Catherine O'Hara is thrilled her entire Schitt's Creek family was nominated: "It's the best," she says. "I'm sorry we can't get together with each other, it's so sad, but I'm thrilled. Especially because Eugene and I were lucky enough to be nominated last year, but now to have Daniel and Annie nominated too, that's just the Rose family, we're all nominated together. It's so lovely."

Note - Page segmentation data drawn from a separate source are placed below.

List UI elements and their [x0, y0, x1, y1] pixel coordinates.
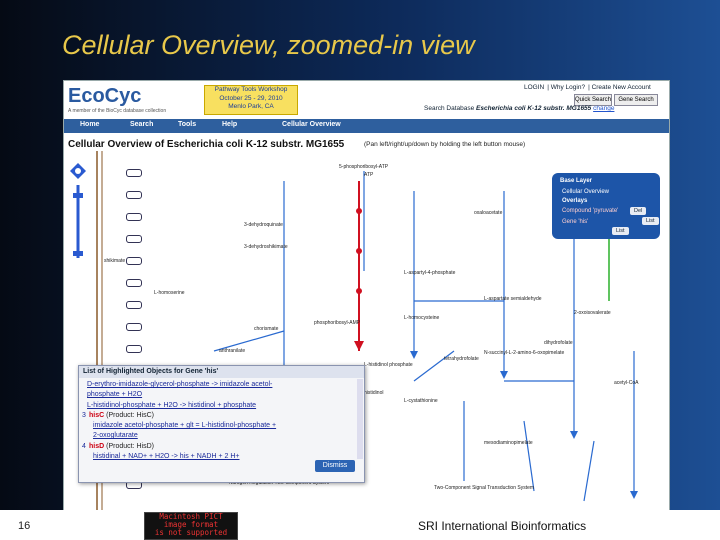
base-layer-option[interactable]: Cellular Overview	[562, 189, 610, 195]
compound-label[interactable]: chorismate	[254, 326, 279, 332]
workshop-line: Menlo Park, CA	[228, 103, 274, 110]
nav-cellular-overview[interactable]: Cellular Overview	[282, 121, 341, 128]
gene-node[interactable]	[126, 235, 142, 243]
gene-name[interactable]: hisD	[89, 443, 105, 450]
zoom-control[interactable]	[70, 163, 86, 263]
list-number: 4	[82, 443, 86, 450]
compound-label[interactable]: mesodiaminopimelate	[484, 440, 533, 446]
footer-credit: SRI International Bioinformatics	[418, 519, 587, 533]
why-login-link[interactable]: Why Login?	[550, 84, 586, 91]
slide-title: Cellular Overview, zoomed-in view	[62, 30, 475, 60]
site-header: EcoCyc A member of the BioCyc database c…	[64, 81, 669, 117]
gene-node[interactable]	[126, 323, 142, 331]
overlay-compound-pyruvate[interactable]: Compound 'pyruvate'	[562, 208, 619, 214]
gene-node[interactable]	[126, 257, 142, 265]
gene-entry: hisC (Product: HisC)	[89, 412, 154, 419]
map-hint: (Pan left/right/up/down by holding the l…	[364, 141, 526, 148]
workshop-banner[interactable]: Pathway Tools Workshop October 25 - 29, …	[204, 85, 298, 115]
reaction-link[interactable]: L-histidinol-phosphate + H2O -> histidin…	[87, 402, 257, 409]
overlays-label: Overlays	[562, 198, 588, 204]
compound-label[interactable]: L-homocysteine	[404, 315, 440, 321]
workshop-line: October 25 - 29, 2010	[219, 94, 283, 102]
gene-name[interactable]: hisC	[89, 412, 105, 419]
dismiss-button[interactable]: Dismiss	[315, 460, 355, 472]
compound-label[interactable]: acetyl-CoA	[614, 380, 639, 386]
gene-product: (Product: HisD)	[104, 443, 154, 450]
nav-help[interactable]: Help	[222, 121, 238, 128]
list-number: 3	[82, 412, 86, 419]
nav-search[interactable]: Search	[130, 121, 154, 128]
slide-footer	[0, 510, 720, 540]
logo-subtitle: A member of the BioCyc database collecti…	[68, 108, 167, 114]
zoom-in-icon[interactable]	[73, 193, 83, 198]
gene-entry: hisD (Product: HisD)	[89, 443, 154, 450]
compound-label[interactable]: Nitrogen Regulation Two-Component System	[229, 480, 330, 486]
nav-bar: Home Search Tools Help Cellular Overview	[64, 119, 669, 133]
quick-search-button[interactable]: Quick Search	[574, 94, 612, 106]
search-db-organism: Escherichia coli K-12 substr. MG1655	[476, 105, 592, 112]
map-title: Cellular Overview of Escherichia coli K-…	[68, 139, 345, 150]
unsupported-image-placeholder: Macintosh PICT image format is not suppo…	[144, 512, 238, 540]
compound-label[interactable]: oxaloacetate	[474, 210, 503, 216]
reaction-link[interactable]: imidazole acetol-phosphate + glt = L-his…	[93, 422, 277, 429]
compound-label[interactable]: tetrahydrofolate	[444, 356, 479, 362]
search-db-prefix: Search Database	[424, 105, 475, 112]
nav-tools[interactable]: Tools	[178, 121, 197, 128]
page-number: 16	[18, 520, 31, 532]
compound-label[interactable]: L-cystathionine	[404, 398, 438, 404]
gene-node[interactable]	[126, 279, 142, 287]
compound-label[interactable]: N-succinyl-L-2-amino-6-oxopimelate	[484, 350, 565, 356]
login-link[interactable]: LOGIN	[524, 84, 545, 91]
dialog-title: List of Highlighted Objects for Gene 'hi…	[79, 366, 364, 378]
create-account-link[interactable]: Create New Account	[591, 84, 651, 91]
reaction-link[interactable]: histidinal + NAD+ + H2O -> his + NADH + …	[93, 453, 240, 460]
placeholder-line: Macintosh PICT	[159, 512, 223, 521]
compound-label[interactable]: histidinol	[364, 390, 384, 396]
compound-label[interactable]: 3-dehydroshikimate	[244, 244, 288, 250]
gene-node[interactable]	[126, 213, 142, 221]
compound-label[interactable]: anthranilate	[219, 348, 246, 354]
overlay-delete-button[interactable]: Del	[630, 207, 647, 215]
reaction-link[interactable]: D-erythro-imidazole-glycerol-phosphate -…	[87, 381, 273, 388]
compound-label[interactable]: dihydrofolate	[544, 340, 573, 346]
compound-label[interactable]: L-homoserine	[154, 290, 185, 296]
dialog-scrollbar[interactable]	[357, 379, 363, 459]
highlighted-objects-dialog: List of Highlighted Objects for Gene 'hi…	[78, 365, 365, 483]
base-layer-panel: Base Layer Cellular Overview Overlays Co…	[552, 173, 660, 239]
workshop-line: Pathway Tools Workshop	[214, 86, 288, 93]
compound-label[interactable]: L-histidinol phosphate	[364, 362, 413, 368]
overlay-list-button[interactable]: List	[642, 217, 659, 225]
base-layer-title: Base Layer	[560, 178, 593, 184]
zoom-out-icon[interactable]	[73, 251, 83, 256]
gene-product: (Product: HisC)	[104, 412, 154, 419]
reaction-link[interactable]: phosphate + H2O	[87, 391, 143, 398]
nav-home[interactable]: Home	[80, 121, 100, 128]
search-database-line: Search Database Escherichia coli K-12 su…	[424, 105, 614, 112]
overlay-gene-his[interactable]: Gene 'his'	[562, 219, 589, 225]
gene-node[interactable]	[126, 345, 142, 353]
screenshot-frame: EcoCyc A member of the BioCyc database c…	[63, 80, 670, 512]
compound-label[interactable]: 5-phosphoribosyl-ATP	[339, 164, 389, 170]
change-organism-link[interactable]: change	[593, 105, 615, 112]
gene-list-button[interactable]: List	[612, 227, 629, 235]
pathway-diagram	[96, 151, 638, 511]
placeholder-line: image format	[163, 520, 219, 529]
login-links: LOGIN| Why Login?| Create New Account	[524, 84, 651, 91]
reaction-link[interactable]: 2-oxoglutarate	[93, 432, 138, 439]
compound-label[interactable]: L-aspartate semialdehyde	[484, 296, 542, 302]
compound-label[interactable]: ATP	[364, 172, 374, 178]
placeholder-line: is not supported	[154, 528, 228, 537]
compound-label[interactable]: Two-Component Signal Transduction System	[434, 485, 535, 491]
compound-label[interactable]: shikimate	[104, 258, 126, 264]
compound-label[interactable]: 3-dehydroquinate	[244, 222, 283, 228]
ecocyc-logo[interactable]: EcoCyc	[68, 85, 142, 107]
compound-label[interactable]: phosphoribosyl-AMP	[314, 320, 361, 326]
gene-node[interactable]	[126, 191, 142, 199]
gene-node[interactable]	[126, 169, 142, 177]
gene-node[interactable]	[126, 301, 142, 309]
compound-label[interactable]: 2-oxoisovalerate	[574, 310, 611, 316]
gene-search-button[interactable]: Gene Search	[614, 94, 658, 106]
compound-label[interactable]: L-aspartyl-4-phosphate	[404, 270, 456, 276]
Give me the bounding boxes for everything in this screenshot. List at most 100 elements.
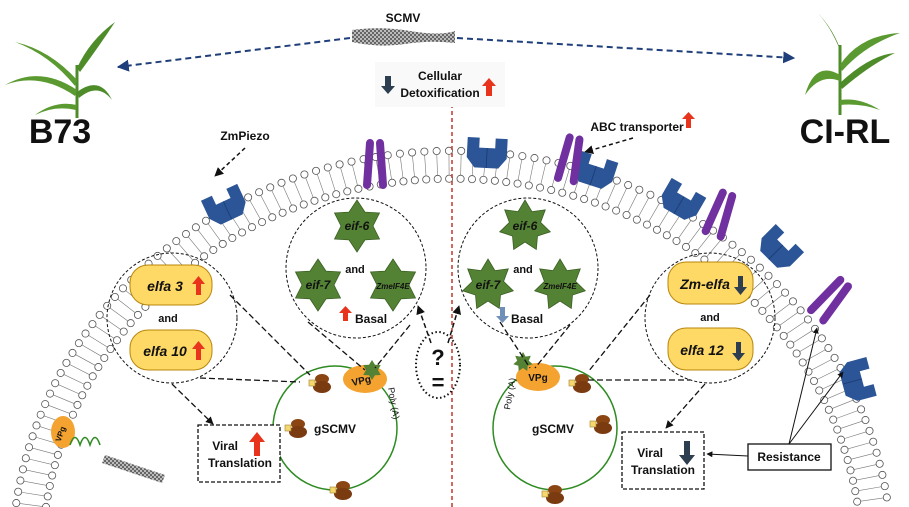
lipid-head: [830, 353, 839, 362]
lipid-head: [153, 251, 162, 260]
lipid-head: [824, 405, 833, 414]
small-star-icon: [363, 360, 381, 380]
lipid-head: [506, 150, 515, 159]
lipid-head: [247, 223, 256, 232]
lipid-head: [41, 400, 50, 409]
question-equal: ? =: [415, 305, 462, 399]
down-arrow-icon: [734, 276, 747, 295]
lipid-head: [83, 381, 92, 390]
cell-membrane: [12, 146, 891, 507]
virion-icon: [352, 28, 455, 46]
lipid-head: [18, 465, 27, 474]
lipid-head: [788, 297, 797, 306]
lipid-head: [468, 175, 477, 184]
lipid-head: [347, 157, 356, 166]
channel-protein-icon: [839, 357, 877, 401]
eif-star: eif-6: [333, 199, 381, 253]
lipid-head: [456, 174, 465, 183]
lipid-head: [332, 190, 341, 199]
lipid-head: [126, 319, 135, 328]
lipid-head: [569, 191, 578, 200]
lipid-head: [88, 320, 97, 329]
lipid-head: [43, 492, 52, 501]
lipid-head: [420, 147, 429, 156]
basal-label: Basal: [511, 312, 543, 326]
lipid-head: [335, 160, 344, 169]
lipid-head: [837, 435, 846, 444]
up-arrow-icon: [192, 341, 205, 360]
lipid-head: [755, 263, 764, 272]
up-arrow-icon: [249, 432, 265, 456]
lipid-head: [653, 225, 662, 234]
lipid-head: [68, 348, 77, 357]
lipid-head: [36, 410, 45, 419]
lipid-head: [445, 174, 454, 183]
and-label: and: [158, 313, 178, 325]
lipid-head: [172, 237, 181, 246]
lipid-head: [601, 202, 610, 211]
lipid-head: [278, 208, 287, 217]
star-icon: [333, 199, 381, 253]
lipid-head: [772, 280, 781, 289]
abc-transporter-icon: [807, 275, 852, 325]
svg-text:eif-7: eif-7: [476, 278, 502, 292]
down-arrow-icon: [732, 342, 745, 361]
lipid-head: [110, 292, 119, 301]
lipid-head: [14, 487, 23, 496]
right-elfa-box-1: Zm-elfa: [667, 261, 754, 305]
lipid-head: [691, 249, 700, 258]
lipid-head: [32, 421, 41, 430]
eif-star: eif-7: [461, 258, 515, 310]
lipid-head: [632, 215, 641, 224]
lipid-head: [395, 149, 404, 158]
lipid-head: [815, 386, 824, 395]
scmv-virion: SCMV: [352, 11, 455, 46]
lipid-head: [181, 230, 190, 239]
channel-protein-icon: [200, 183, 246, 225]
lipid-head: [803, 315, 812, 324]
lipid-head: [662, 231, 671, 240]
lipid-head: [779, 331, 788, 340]
channel-protein-icon: [466, 136, 508, 169]
lipid-head: [872, 448, 881, 457]
vpg-icon: [51, 416, 75, 448]
basal-down-arrow-icon: [496, 307, 509, 323]
lipid-head: [162, 244, 171, 253]
ribosome-icon: [308, 374, 331, 393]
lipid-head: [612, 206, 621, 215]
gscmv-label: gSCMV: [314, 422, 356, 436]
ribosome-icon: [329, 481, 352, 500]
svg-text:eif-6: eif-6: [513, 219, 538, 233]
lipid-head: [810, 376, 819, 385]
svg-text:Viral: Viral: [212, 439, 238, 453]
b73-label: B73: [29, 113, 91, 151]
lipid-head: [765, 315, 774, 324]
lipid-head: [853, 497, 862, 506]
lipid-head: [524, 181, 533, 190]
lipid-head: [786, 340, 795, 349]
lipid-head: [218, 239, 227, 248]
left-translation-box: Viral Translation: [197, 424, 281, 483]
lipid-head: [764, 271, 773, 280]
lipid-head: [612, 176, 621, 185]
polya-label: Poly (A): [386, 387, 401, 420]
lipid-head: [750, 298, 759, 307]
lipid-head: [289, 204, 298, 213]
channel-protein-icon: [574, 150, 619, 189]
resistance-box: Resistance: [706, 327, 844, 471]
right-elfa-box-2: elfa 12: [667, 327, 754, 371]
lipid-head: [433, 174, 442, 183]
lipid-head: [299, 200, 308, 209]
svg-text:eif-6: eif-6: [345, 219, 370, 233]
lipid-head: [624, 181, 633, 190]
lipid-head: [547, 186, 556, 195]
equal-sign: =: [432, 370, 445, 395]
lipid-head: [408, 148, 417, 157]
svg-text:eif-7: eif-7: [306, 278, 332, 292]
lipid-head: [343, 187, 352, 196]
lipid-head: [255, 188, 264, 197]
lipid-head: [383, 151, 392, 160]
lipid-head: [277, 178, 286, 187]
lipid-head: [513, 179, 522, 188]
lipid-head: [622, 210, 631, 219]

Damon Lindelof was touched by Watchmen's leading 26 nominations: "I expect nothing in this day and age, and I think that it's hard to put too much stock and invest in award shows," he says. "But at the same time, we all have to acknowledge that they mean something because it's our peers. I didn't really realize how much I cared until my heart started racing." Was there any nomination in particular that he felt particularly moved by? "Every single one is one that I am deeply appreciative of," he says. "You know, Lou Gossett Jr. getting nominated was really emotionally impactful just because I've worshiped him from afar as just a lover of cinema and storytelling since I was a kid. He bowled me over, and he did such incredible work. And then like Liza Richardson, who was our music supervisor, who worked on The Leftovers. I really feel like just the music supervision is an art form, and it was just great to see her sort of singled out and recognized for that."